Le phénomène observé est clairement lié au changement climatique en cours, qui provoque une augmentation des périodes de sécheresse et des épisodes de fortes pluies. Selon les prévisions de Météo-France, la France devrait connaître en moyenne deux fois plus de sécheresses estivales en 2050 qu'entre 1976 et 2005. Cette évolution accroît malheureusement le risque de fissures dans les constructions.

Le « retrait-gonflement » des argiles pour protéger nos habitations

Avant que les fissures n'apparaissent sur les murs des habitations, le processus débute dans le sol avec le phénomène connu sous le nom de « retrait-gonflement des argiles ». Les argiles subissent des variations de volume en fonction de leur taux d'humidité, pendant les sécheresses et les périodes de fortes chaleurs, les sols se contractent et se compriment en raison de l'évapotranspiration croissante. Lorsque ces mouvements se produisent sous les fondations des maisons, des fissures se forment dans les murs.

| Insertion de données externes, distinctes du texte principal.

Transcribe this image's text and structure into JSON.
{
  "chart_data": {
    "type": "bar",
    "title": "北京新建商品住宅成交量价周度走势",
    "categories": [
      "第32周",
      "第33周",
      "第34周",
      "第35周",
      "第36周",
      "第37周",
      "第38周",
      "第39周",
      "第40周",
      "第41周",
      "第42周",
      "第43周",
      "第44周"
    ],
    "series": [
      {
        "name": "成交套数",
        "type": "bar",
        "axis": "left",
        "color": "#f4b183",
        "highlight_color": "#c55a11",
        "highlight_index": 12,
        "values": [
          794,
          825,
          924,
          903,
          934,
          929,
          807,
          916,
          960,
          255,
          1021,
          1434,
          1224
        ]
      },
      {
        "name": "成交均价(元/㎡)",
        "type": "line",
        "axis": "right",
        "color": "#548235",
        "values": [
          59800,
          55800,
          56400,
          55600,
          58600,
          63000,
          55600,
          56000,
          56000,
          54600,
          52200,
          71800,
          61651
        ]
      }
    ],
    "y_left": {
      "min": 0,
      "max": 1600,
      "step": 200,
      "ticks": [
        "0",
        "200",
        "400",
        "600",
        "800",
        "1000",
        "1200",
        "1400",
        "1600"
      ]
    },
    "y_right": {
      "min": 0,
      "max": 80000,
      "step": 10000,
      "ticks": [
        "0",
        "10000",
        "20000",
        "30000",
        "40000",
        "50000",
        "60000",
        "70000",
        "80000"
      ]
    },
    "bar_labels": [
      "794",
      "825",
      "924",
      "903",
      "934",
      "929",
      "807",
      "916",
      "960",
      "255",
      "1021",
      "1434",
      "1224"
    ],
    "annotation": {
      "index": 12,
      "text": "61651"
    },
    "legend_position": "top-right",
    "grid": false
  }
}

Les effets de ces phénomènes peuvent mettre plusieurs mois à se manifester sur les habitations en fonction des conditions météorologiques. Les réparations de ces dommages peuvent être coûteuses. Actuellement, les coûts s'élèvent en moyenne à 726 millions d'euros par an, tandis qu'ils sont estimés à 2,1 milliards en 2050. Les mesures pour remédier à ces problèmes incluent l'agrafage des fissures afin d'en limiter l'agrandissement, ainsi que le chaînage des murs porteurs pour en renforcer la solidité.

Certaines caractéristiques des terrains et des maisons peuvent réduire le risque de fissures causées par le « retrait-gonflement des argiles ». Les terrains moins argileux sont moins sensibles à ce phénomène, tout comme les constructions carrées ou rectangulaires qui sont à privilégier par rapport aux bâtiments en U ou en L. De plus, les maisons avec un vide-sanitaire profond ou un sous-sol sur toute la surface sont moins vulnérables que les constructions de plain-pied.

Pour prévenir l'apparition de fissures, des mesures préventives peuvent être prises, telles que la surveillance des fuites d'eaux usées ou des écoulements, l'installation de murs anti-racinaires, ou encore l'imperméabilisation de la périphérie de la maison. Cependant, la seule solution véritablement efficace à long terme sera de prendre des mesures pour lutter contre le réchauffement climatique.